Most discussion centered on open communication and transparency between the college faculty and the district.

A lot of participants said communication is more than just sending emails and links to 65-page documents, Black said.

The answers and discussions would be taken into consideration in the structure of a decision-making model for the Alamo Colleges.

“We want to try to see this through and see it to a point where we have an established process, by which faculty can engage in this college district,” Black said. “That is our goal.”

Black explained how she wishes the district could invest more into the faculty senates of all the Alamo Colleges to ensure that communication and trust could improve.
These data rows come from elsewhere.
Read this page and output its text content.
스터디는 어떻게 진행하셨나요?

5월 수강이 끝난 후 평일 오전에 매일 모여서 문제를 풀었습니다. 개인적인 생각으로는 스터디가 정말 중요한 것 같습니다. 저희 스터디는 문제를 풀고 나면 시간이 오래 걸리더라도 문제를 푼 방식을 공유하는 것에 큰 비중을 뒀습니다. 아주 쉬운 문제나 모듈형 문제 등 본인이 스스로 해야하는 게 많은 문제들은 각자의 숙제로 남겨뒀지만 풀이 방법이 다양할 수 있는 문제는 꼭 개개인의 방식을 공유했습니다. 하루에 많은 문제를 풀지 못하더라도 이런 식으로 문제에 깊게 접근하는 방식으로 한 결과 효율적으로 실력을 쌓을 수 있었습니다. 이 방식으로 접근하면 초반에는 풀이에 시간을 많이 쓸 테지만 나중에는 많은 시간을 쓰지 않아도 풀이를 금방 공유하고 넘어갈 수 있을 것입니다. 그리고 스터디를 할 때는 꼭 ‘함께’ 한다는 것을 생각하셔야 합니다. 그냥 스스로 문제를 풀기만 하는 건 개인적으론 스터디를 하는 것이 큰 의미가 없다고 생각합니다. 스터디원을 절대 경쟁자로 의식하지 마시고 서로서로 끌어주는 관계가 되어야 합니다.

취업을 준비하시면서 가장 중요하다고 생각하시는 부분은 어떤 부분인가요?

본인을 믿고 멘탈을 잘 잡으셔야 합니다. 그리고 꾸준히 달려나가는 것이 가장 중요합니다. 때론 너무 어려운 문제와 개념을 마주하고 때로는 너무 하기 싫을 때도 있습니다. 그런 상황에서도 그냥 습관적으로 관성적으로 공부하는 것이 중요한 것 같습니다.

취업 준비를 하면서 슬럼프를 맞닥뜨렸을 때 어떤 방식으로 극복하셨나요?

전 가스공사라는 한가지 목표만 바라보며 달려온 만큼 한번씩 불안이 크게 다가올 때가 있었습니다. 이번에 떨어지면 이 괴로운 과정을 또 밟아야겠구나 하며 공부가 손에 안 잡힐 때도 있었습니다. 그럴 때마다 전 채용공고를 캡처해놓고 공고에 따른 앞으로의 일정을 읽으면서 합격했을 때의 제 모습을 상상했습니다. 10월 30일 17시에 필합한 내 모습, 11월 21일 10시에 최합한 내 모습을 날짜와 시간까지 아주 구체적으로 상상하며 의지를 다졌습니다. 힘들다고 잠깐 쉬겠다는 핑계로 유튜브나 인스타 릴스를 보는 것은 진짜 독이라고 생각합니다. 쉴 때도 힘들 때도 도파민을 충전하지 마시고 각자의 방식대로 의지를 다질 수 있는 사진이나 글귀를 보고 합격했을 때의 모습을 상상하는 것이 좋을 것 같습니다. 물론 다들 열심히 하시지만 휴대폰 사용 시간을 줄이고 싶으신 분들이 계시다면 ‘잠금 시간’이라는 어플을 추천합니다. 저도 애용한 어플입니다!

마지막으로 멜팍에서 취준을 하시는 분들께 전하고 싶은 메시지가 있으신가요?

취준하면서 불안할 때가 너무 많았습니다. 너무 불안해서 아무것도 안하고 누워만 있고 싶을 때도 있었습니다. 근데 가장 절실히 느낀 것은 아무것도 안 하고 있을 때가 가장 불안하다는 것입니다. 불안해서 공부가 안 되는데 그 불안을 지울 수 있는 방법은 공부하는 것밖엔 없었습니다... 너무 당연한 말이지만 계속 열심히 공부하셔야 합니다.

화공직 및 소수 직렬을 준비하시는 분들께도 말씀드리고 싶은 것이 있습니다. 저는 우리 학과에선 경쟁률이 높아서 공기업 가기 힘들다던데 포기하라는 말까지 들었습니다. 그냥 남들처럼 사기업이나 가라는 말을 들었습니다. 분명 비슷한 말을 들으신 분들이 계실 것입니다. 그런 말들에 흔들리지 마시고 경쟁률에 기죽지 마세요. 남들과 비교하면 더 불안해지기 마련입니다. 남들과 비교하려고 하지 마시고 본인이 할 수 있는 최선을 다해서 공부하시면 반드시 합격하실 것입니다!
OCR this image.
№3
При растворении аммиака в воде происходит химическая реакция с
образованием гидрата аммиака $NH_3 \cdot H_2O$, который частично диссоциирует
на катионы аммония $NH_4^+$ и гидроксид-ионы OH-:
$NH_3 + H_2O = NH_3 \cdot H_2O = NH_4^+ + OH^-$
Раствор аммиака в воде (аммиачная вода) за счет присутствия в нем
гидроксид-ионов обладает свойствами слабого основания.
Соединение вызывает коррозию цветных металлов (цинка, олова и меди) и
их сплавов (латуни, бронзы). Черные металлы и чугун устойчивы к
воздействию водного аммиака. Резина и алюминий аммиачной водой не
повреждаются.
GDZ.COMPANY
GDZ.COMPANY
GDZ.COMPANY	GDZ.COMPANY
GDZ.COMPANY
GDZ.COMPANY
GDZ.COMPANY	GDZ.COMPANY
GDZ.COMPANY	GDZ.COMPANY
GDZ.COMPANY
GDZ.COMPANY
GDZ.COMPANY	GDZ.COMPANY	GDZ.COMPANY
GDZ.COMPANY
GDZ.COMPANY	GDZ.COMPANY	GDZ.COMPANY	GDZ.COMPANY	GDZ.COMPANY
“Friday was a good first step, but the real work starts now,” Black said.

Criminal justice coordinator Tiffany Cox then described an idea about a pathways process that relies on faculty participation.

“We’re going to push very hard to include this pathways development in a decision-making model type process now, instead of waiting for the decision-making model to be made because it’s imperative for faculty to be involved in the development of pathways, yesterday,” Cox said.

The process would include forming discipline teams with discipline leads and be greatly involved with the curriculum process as well as the transfer process, she said.

Cox also described how faculty can personally interact with their university counterparts to ensure students from Alamo Colleges are transferring successfully.

“If we advocate for us having this opportunity at the table to create this process and engage, then that’s what we have to do,” Black said. “We’re going to have to be really creative about how we support each other to make sure if we ask for it, then we have to hit the deadline.”

Black wants to show college leadership that Faculty Senate can get the work done.

Cox is going to present the idea to college leadership and report back to the senate.

Counselor Steve Samet and English Professor Mariano Aguilar expressed concern about the campus carry law that will take effect August 2017.

“It would make sense for us to have some rationale behind gun-free zones because I sure as heck am not comfortable in the counseling center with the people I’m dealing with to walk in with guns,” Samet said.

Since the campus carry law wasn’t on the agenda, Black assured the senate she would inform President Robert Vela and the presidents and vice chancellors committee that the senate is interested in having a discussion on the issue.